Few shows are concerned with portraying complicated struggles of religious faith; even fewer are interested in exploring these stories in non-Christian contexts. Ramy is different. In its second season, the Hulu comedy from comedian Ramy Youssef becomes a show about a young man who is bad at being Muslim but desperately wants to be good at it. Ramy pledges himself to a new sheikh, only to learn the depths of his all-consuming selfishness. It slowly alienates him from everyone he cares about, despite their faith in him. In Ramy, faith makes you consider your own failings, and asks: what next?
Better Call Saul
Anyone who’s watched Breaking Bad knows that, five seasons in, Saul Goodman is going to do something irredeemably awful. Better Call Saul’s 2020 episodes brought us closer to heartbreak as well-meaning huckster Jimmy McGill fully embraces his Saul Goodman alter ego and plays dangerous games with Kim Wexler, one of the only people who still cares about him. Catch up now — because while it’s far less popular than its predecessor Breaking Bad, Better Call Saul has become a much better show.

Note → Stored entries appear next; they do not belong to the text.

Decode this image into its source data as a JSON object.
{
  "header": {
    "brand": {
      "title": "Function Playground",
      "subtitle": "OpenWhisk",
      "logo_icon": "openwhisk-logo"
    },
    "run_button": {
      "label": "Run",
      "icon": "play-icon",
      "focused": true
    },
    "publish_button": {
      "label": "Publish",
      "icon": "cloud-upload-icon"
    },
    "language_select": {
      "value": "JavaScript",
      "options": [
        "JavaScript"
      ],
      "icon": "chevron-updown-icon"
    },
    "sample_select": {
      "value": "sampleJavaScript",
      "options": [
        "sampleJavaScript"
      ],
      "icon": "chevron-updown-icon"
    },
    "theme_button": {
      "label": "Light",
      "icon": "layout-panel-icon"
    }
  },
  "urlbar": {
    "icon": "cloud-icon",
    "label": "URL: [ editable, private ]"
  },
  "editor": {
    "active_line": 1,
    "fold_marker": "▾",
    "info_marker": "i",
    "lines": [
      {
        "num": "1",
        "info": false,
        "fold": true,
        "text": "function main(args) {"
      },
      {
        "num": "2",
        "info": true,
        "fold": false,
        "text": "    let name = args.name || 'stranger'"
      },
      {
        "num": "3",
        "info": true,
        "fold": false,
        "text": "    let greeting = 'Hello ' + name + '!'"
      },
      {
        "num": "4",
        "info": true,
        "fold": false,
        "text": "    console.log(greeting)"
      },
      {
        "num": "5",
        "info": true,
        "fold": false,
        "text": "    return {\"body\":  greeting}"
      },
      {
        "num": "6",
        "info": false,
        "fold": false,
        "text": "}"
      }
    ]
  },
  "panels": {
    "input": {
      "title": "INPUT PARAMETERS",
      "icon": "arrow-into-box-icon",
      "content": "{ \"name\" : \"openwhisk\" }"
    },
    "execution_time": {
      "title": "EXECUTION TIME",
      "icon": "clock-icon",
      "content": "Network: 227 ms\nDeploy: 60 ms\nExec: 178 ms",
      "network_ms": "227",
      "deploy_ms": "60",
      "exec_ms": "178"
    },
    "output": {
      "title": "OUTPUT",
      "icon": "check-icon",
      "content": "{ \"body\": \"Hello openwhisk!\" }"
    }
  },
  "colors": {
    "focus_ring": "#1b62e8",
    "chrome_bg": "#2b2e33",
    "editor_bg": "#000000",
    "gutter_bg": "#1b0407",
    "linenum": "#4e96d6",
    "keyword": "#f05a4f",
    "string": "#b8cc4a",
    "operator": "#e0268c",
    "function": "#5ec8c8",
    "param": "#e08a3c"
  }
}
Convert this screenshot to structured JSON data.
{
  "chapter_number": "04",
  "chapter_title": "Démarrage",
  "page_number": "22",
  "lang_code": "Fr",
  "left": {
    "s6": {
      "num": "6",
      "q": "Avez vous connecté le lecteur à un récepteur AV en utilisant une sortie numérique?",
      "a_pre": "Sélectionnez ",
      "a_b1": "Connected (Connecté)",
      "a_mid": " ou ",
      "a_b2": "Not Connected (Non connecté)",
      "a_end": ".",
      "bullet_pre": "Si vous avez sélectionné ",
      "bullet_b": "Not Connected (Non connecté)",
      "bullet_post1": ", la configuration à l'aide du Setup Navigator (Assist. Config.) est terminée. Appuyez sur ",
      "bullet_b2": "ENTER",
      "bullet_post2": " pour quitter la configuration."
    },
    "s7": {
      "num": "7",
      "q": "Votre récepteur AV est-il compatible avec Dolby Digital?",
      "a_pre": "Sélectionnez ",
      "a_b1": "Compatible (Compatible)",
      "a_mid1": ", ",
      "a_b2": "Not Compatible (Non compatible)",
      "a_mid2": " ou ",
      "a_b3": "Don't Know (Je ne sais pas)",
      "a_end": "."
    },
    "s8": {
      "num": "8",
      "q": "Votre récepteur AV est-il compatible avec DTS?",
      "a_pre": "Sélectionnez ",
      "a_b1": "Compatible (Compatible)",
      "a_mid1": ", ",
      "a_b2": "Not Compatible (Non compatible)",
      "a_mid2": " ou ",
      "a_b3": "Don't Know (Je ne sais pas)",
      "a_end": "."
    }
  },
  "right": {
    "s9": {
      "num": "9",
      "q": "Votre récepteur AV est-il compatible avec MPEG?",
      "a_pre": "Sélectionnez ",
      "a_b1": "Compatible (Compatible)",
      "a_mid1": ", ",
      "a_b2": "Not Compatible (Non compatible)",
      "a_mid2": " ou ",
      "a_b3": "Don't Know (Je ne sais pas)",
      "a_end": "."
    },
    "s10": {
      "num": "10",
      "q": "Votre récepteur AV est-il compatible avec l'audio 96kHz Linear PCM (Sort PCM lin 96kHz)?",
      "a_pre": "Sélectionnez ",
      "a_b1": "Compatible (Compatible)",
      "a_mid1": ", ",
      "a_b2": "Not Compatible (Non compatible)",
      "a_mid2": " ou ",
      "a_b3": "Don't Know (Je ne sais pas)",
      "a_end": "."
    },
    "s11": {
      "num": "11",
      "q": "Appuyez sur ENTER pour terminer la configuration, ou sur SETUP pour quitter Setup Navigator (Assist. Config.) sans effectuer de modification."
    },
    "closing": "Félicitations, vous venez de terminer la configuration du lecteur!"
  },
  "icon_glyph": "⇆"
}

The second season of Doom Patrol ditches the more annoying aspects of its first season — namely, an annoying, omniscient villain who also narrated — and doubles down on what worked: stories about broken people Going Through It. In Doom Patrol, accepting who you are is dangerous, frightening work, especially when you might be a powerful cyborg, host to a deadly cosmic being, or a system of alternate personalities that each possess a devastating power. Irreverent, weird, and affectionate, Doom Patrol is the best new DC Comics adaptation you can watch right now.
The Last Dance
Was Michael Jordan the GOAT? We could argue all day. Was he really that popular? Without question. The Last Dance is less about Michael Jordan the man than it is about Michael Jordan the phenomenon. Framed against in-depth, never-before-seen footage that followed Jordan’s final year with the Chicago Bulls, the superstar’s career is recounted across 10 episodes that feature interviews with former teammates, rivals, and His Airness himself. Filmed with Jordan’s involvement, it’s less an argument about the man and more a document of how he sees his time as the biggest name in basketball — which, like the best documentary subjects, is a bit more revealing than he might think.
What We Do In The Shadows
What We Do In the Shadows became great in its second season by leaning into the things that made it different from the film it was based on. Namely, Colin Robinson, an “energy vampire” who looks like a normal dude — only he feeds off the misery victims get from the extremely dull conversations he holds. And then, Guillermo de la Cruz, a familiar who desperately wants to be a vampire but has also learned he is destined to be a vampire hunter.
These two are What We Do In The Shadows’ secret weapons, comedic haymakers deployed when the already-good premise of a mockumentary about vampires living together in Staten Island needs a little bit of shaking up. Which, honestly, doesn’t really need to happen. That What We Do in the Shadows does it anyway is why it’s one of the best comedies on TV.